Магда воспринимает костел скорее как институт, чем как что-то связанное с верой. Она не в состоянии отделить одно от другого. Она считает, что ксендзы должны быть так же исполнены чистоты, как «та белая круглая вафля, которую они дают». Как раз из-за этой «вафли» мы и сцепились. Поскольку я знаю, что Магде прекрасно известно, как на самом деле называется эта «вафля», я чувствую себя задетой. Она же думает, что назвать облатку «вафлей» — круто. С прошлого понедельника больше так не думает.
То есть Магда путает Церковь с приходом. Она считает, что церковнослужители должны быть чем-то вроде ангелов. А тем временем эти ангелы приходят «в цивильном прикиде» в ее бар и шарят глазами по бюстам девушек, что ее «реально опускает». Я ей говорила, что они тоже люди. Что с появлением призвания тестостерон не исчезает. Что когда они были мальчиками, у них тоже были поллюции, да и теперь, когда они стали мужчинами, им наверняка снятся эротические сны. Она засмеялась. Магда не любит, когда она смеется, а я не смеюсь. Я не смеялась. И тогда она рассказала мне анекдот. Встречаются два ксендза. Один говорит другому:
— Слушай, с таким Папой Римским мы не дождемся упразднения обета безбрачия.

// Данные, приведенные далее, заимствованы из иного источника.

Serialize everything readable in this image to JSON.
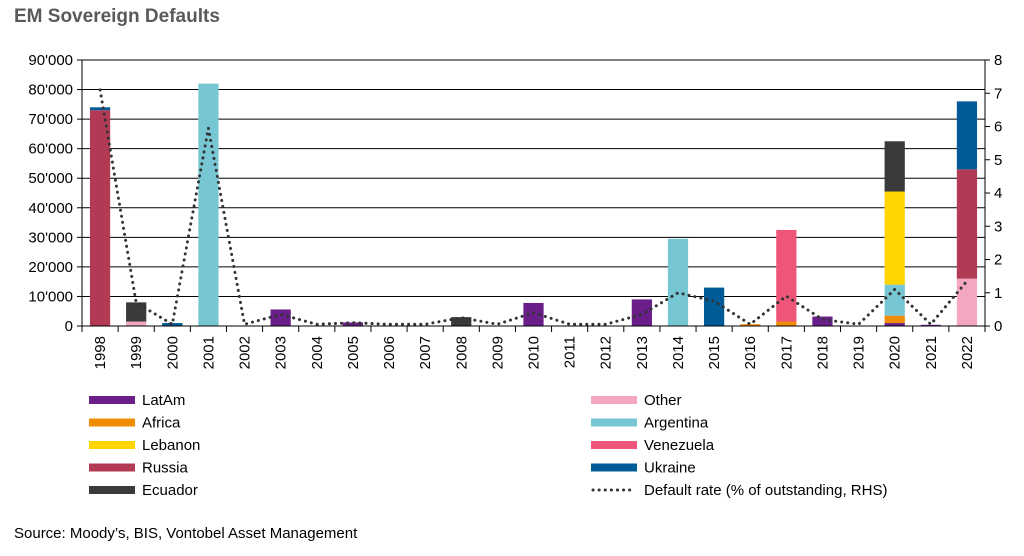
{
  "title": "EM Sovereign Defaults",
  "source": "Source: Moody’s, BIS, Vontobel Asset Management",
  "chart_data": {
    "type": "bar",
    "stacked": true,
    "categories": [
      "1998",
      "1999",
      "2000",
      "2001",
      "2002",
      "2003",
      "2004",
      "2005",
      "2006",
      "2007",
      "2008",
      "2009",
      "2010",
      "2011",
      "2012",
      "2013",
      "2014",
      "2015",
      "2016",
      "2017",
      "2018",
      "2019",
      "2020",
      "2021",
      "2022"
    ],
    "y_left": {
      "min": 0,
      "max": 90000,
      "ticks": [
        "0",
        "10'000",
        "20'000",
        "30'000",
        "40'000",
        "50'000",
        "60'000",
        "70'000",
        "80'000",
        "90'000"
      ],
      "tick_values": [
        0,
        10000,
        20000,
        30000,
        40000,
        50000,
        60000,
        70000,
        80000,
        90000
      ]
    },
    "y_right": {
      "min": 0,
      "max": 8,
      "ticks": [
        "0",
        "1",
        "2",
        "3",
        "4",
        "5",
        "6",
        "7",
        "8"
      ],
      "tick_values": [
        0,
        1,
        2,
        3,
        4,
        5,
        6,
        7,
        8
      ]
    },
    "grid": true,
    "legend_position": "bottom",
    "series": [
      {
        "name": "LatAm",
        "color": "#6a1e8a",
        "values": [
          0,
          0,
          0,
          0,
          0,
          5600,
          0,
          1200,
          0,
          0,
          0,
          0,
          7800,
          0,
          0,
          9000,
          0,
          0,
          0,
          0,
          3200,
          0,
          1000,
          400,
          0
        ]
      },
      {
        "name": "Africa",
        "color": "#ef8c00",
        "values": [
          0,
          0,
          0,
          0,
          0,
          0,
          0,
          0,
          0,
          0,
          0,
          0,
          0,
          0,
          0,
          0,
          0,
          0,
          600,
          1500,
          0,
          0,
          2500,
          0,
          0
        ]
      },
      {
        "name": "Other",
        "color": "#f4a7bf",
        "values": [
          0,
          1500,
          0,
          0,
          0,
          0,
          0,
          0,
          0,
          0,
          0,
          0,
          0,
          0,
          0,
          0,
          0,
          0,
          0,
          0,
          0,
          0,
          0,
          0,
          16000
        ]
      },
      {
        "name": "Argentina",
        "color": "#77c6d4",
        "values": [
          0,
          0,
          0,
          82000,
          0,
          0,
          0,
          0,
          0,
          0,
          0,
          0,
          0,
          0,
          0,
          0,
          29500,
          0,
          0,
          0,
          0,
          0,
          10500,
          0,
          0
        ]
      },
      {
        "name": "Lebanon",
        "color": "#ffd400",
        "values": [
          0,
          0,
          0,
          0,
          0,
          0,
          0,
          0,
          0,
          0,
          0,
          0,
          0,
          0,
          0,
          0,
          0,
          0,
          0,
          0,
          0,
          0,
          31500,
          0,
          0
        ]
      },
      {
        "name": "Venezuela",
        "color": "#ef5579",
        "values": [
          0,
          0,
          0,
          0,
          0,
          0,
          0,
          0,
          0,
          0,
          0,
          0,
          0,
          0,
          0,
          0,
          0,
          0,
          0,
          31000,
          0,
          0,
          0,
          0,
          0
        ]
      },
      {
        "name": "Russia",
        "color": "#b23a55",
        "values": [
          73000,
          0,
          0,
          0,
          0,
          0,
          0,
          0,
          0,
          0,
          0,
          0,
          0,
          0,
          0,
          0,
          0,
          0,
          0,
          0,
          0,
          0,
          0,
          0,
          37000
        ]
      },
      {
        "name": "Ukraine",
        "color": "#005b96",
        "values": [
          1000,
          0,
          1000,
          0,
          0,
          0,
          0,
          0,
          0,
          0,
          0,
          0,
          0,
          0,
          0,
          0,
          0,
          13000,
          0,
          0,
          0,
          0,
          0,
          0,
          23000
        ]
      },
      {
        "name": "Ecuador",
        "color": "#3a3a3a",
        "values": [
          0,
          6500,
          0,
          0,
          0,
          0,
          0,
          0,
          0,
          0,
          3000,
          0,
          0,
          0,
          0,
          0,
          0,
          0,
          0,
          0,
          0,
          0,
          17000,
          0,
          0
        ]
      }
    ],
    "line": {
      "name": "Default rate (% of outstanding, RHS)",
      "axis": "right",
      "color": "#333333",
      "values": [
        7.1,
        0.7,
        0.05,
        5.95,
        0.05,
        0.35,
        0.05,
        0.1,
        0.05,
        0.05,
        0.25,
        0.05,
        0.4,
        0.05,
        0.05,
        0.35,
        1.0,
        0.75,
        0.05,
        0.9,
        0.2,
        0.05,
        1.1,
        0.05,
        1.35
      ]
    },
    "legend": {
      "left": [
        "LatAm",
        "Africa",
        "Lebanon",
        "Russia",
        "Ecuador"
      ],
      "right": [
        "Other",
        "Argentina",
        "Venezuela",
        "Ukraine",
        "Default rate (% of outstanding, RHS)"
      ]
    }
  }
}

Второй, грустно кивая, добавляет: — Это точно, мы не дождемся. Разве что наши дети…
И мы засмеялись вместе. Так, как нравится Магде.
Я хожу в костел только по понедельникам. Даже если это всего три раза в году, все равно это будут три понедельника. Вечером. Когда там никого нет. Тогда Бог уже отдохнул от всей воскресной толчеи. Тогда можно с Ним спокойно поговорить. То есть я сначала молюсь Ему, а потом мы разговариваем. В последний понедельник я разговаривала с Богом о мужчинах. Даже если Бог не мужчина, то все равно много должен знать о них. Ведь Он их создал первыми. Но я также знаю, что после их создания Он чувствовал своего рода неудовлетворенность и с этим настроением создал женщину.
Ну, значит, поговорила я с Богом о мужчинах и теперь уж знаю, что хорошо, на самом деле хорошо, что отец купил мне мобильник с новым номером.
Вчера из Дома студента в кампусе «скорая» не взяла торчка.